“A sweeping look at the history of voting rights in the U.S.”—Vox
Who has the right to vote? And who benefits from exclusion?
For most of American history, the right to vote has been a privilege restricted by wealth, sex, race, and literacy. Economic qualifications were finally eliminated in the nineteenth century, but the ideal of a white man’s republic persisted long after that. Women and racial minorities had to fight hard and creatively to secure their voice, but voter identification laws, registration requirements, and voter purges continue to prevent millions of American citizens from voting.

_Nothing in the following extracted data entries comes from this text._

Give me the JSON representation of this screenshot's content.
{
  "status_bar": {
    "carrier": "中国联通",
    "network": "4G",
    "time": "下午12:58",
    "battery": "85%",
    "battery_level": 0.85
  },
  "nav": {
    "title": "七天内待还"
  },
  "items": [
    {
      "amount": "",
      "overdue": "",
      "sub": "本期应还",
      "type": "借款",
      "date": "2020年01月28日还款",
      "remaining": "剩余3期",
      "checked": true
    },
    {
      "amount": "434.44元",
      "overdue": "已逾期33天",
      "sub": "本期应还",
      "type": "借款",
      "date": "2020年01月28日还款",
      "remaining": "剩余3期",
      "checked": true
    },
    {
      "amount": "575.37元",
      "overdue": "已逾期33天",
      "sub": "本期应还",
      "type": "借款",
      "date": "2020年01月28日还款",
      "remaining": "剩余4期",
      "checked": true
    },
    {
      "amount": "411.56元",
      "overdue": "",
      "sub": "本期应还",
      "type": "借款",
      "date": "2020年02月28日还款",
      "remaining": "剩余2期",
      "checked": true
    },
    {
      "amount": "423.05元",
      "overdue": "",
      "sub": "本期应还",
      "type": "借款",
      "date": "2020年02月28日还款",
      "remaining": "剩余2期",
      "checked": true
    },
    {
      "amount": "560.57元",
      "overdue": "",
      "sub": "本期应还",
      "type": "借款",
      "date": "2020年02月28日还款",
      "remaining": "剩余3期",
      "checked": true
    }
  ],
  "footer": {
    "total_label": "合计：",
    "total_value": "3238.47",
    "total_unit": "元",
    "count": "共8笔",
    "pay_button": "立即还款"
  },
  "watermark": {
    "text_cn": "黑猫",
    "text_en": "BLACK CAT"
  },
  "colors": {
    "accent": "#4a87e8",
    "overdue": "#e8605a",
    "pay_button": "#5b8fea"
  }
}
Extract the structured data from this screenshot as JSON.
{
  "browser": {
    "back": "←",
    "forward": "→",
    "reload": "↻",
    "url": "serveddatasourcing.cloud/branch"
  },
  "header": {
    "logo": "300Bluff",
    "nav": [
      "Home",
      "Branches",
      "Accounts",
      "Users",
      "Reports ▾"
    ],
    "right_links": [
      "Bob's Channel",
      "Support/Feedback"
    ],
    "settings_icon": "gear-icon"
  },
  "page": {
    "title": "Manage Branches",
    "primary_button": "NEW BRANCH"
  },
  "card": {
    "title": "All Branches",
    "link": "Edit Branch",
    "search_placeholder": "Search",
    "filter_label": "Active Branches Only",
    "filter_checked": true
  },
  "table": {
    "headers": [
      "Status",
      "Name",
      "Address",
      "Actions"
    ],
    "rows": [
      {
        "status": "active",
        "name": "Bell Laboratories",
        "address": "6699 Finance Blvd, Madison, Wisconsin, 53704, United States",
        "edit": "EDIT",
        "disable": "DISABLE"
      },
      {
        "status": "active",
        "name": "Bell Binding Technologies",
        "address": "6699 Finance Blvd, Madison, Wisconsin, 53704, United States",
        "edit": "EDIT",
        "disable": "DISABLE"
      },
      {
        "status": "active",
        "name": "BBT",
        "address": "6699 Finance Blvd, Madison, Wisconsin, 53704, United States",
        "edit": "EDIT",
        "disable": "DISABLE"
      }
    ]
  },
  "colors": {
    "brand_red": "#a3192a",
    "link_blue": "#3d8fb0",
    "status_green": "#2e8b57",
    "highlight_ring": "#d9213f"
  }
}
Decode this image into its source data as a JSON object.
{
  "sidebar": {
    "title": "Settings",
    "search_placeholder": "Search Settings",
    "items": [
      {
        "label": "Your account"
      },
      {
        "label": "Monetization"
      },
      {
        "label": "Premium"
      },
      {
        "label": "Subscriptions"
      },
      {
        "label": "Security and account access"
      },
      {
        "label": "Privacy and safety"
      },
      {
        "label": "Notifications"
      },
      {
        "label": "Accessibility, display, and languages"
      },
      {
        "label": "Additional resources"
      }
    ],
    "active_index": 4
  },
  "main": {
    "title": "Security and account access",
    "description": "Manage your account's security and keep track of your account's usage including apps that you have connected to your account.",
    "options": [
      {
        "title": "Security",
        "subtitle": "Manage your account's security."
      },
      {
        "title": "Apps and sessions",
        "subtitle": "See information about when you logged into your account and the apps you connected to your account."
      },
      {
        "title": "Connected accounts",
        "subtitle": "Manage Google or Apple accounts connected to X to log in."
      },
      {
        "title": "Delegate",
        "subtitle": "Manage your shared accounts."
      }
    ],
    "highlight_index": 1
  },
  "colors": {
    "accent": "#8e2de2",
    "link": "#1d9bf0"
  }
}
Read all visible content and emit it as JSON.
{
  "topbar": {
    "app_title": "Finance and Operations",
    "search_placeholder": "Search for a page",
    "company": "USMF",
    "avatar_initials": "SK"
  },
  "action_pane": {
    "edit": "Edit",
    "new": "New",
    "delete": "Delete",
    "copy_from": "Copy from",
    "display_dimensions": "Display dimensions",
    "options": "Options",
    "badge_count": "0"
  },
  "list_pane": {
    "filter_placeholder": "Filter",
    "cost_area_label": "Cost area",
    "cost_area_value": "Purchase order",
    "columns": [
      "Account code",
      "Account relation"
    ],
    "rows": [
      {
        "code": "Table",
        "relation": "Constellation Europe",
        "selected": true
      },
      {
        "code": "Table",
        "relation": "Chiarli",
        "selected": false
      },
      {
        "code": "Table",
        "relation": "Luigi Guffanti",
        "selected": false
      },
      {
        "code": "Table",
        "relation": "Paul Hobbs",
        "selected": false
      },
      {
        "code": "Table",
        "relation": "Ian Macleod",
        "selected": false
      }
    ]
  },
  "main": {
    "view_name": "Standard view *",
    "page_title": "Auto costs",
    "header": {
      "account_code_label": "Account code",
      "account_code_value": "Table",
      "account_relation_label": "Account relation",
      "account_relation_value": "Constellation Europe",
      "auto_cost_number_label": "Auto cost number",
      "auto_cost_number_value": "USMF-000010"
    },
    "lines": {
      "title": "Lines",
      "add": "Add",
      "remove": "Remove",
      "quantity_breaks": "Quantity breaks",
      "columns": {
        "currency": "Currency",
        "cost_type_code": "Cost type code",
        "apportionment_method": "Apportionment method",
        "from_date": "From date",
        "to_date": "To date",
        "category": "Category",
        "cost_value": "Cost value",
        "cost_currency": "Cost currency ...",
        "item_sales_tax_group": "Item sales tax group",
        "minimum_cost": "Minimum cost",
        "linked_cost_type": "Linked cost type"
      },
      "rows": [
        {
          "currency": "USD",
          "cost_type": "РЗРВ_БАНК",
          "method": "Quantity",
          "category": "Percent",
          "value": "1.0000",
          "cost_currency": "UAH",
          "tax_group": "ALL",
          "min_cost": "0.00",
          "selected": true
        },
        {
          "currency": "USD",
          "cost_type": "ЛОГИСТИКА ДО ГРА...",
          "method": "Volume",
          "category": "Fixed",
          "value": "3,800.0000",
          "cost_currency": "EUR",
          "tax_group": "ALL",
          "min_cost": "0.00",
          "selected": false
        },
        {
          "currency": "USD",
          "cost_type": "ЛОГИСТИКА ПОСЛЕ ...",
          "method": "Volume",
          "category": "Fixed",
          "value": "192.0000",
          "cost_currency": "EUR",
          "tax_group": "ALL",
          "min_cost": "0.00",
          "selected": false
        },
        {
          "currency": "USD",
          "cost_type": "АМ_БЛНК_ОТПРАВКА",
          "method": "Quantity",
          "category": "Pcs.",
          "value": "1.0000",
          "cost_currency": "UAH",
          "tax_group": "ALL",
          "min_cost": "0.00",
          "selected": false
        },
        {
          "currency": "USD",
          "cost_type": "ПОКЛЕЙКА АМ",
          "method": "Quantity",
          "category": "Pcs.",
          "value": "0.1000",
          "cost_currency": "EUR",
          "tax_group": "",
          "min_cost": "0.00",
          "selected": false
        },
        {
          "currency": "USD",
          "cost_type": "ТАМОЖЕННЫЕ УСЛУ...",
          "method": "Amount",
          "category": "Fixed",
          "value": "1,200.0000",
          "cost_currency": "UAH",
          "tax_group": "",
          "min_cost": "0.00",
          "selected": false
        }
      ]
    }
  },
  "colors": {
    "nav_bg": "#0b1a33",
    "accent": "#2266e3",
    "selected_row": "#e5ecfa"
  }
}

An award-winning historian and voting right activist, Allan Lichtman gives us the history behind today’s headlines. He shows that political gerrymandering and outrageous attempts at voter suppression have been a fixture of American democracy—but so have efforts to fight back and ensure that every citizen’s voice be heard.
“Lichtman uses history to contextualize the fix we’re in today. Each party gropes for advantage by fiddling with the franchise… Growing outrage, he thinks, could ignite demands for change. With luck, this fine history might just help to fan the flame.”
—New York Times Book Review
“The great value of Lichtman’s book is the way it puts today’s right-wing voter suppression efforts in their historical setting. He identifies the current push as the third crackdown on African-American voting rights in our history.”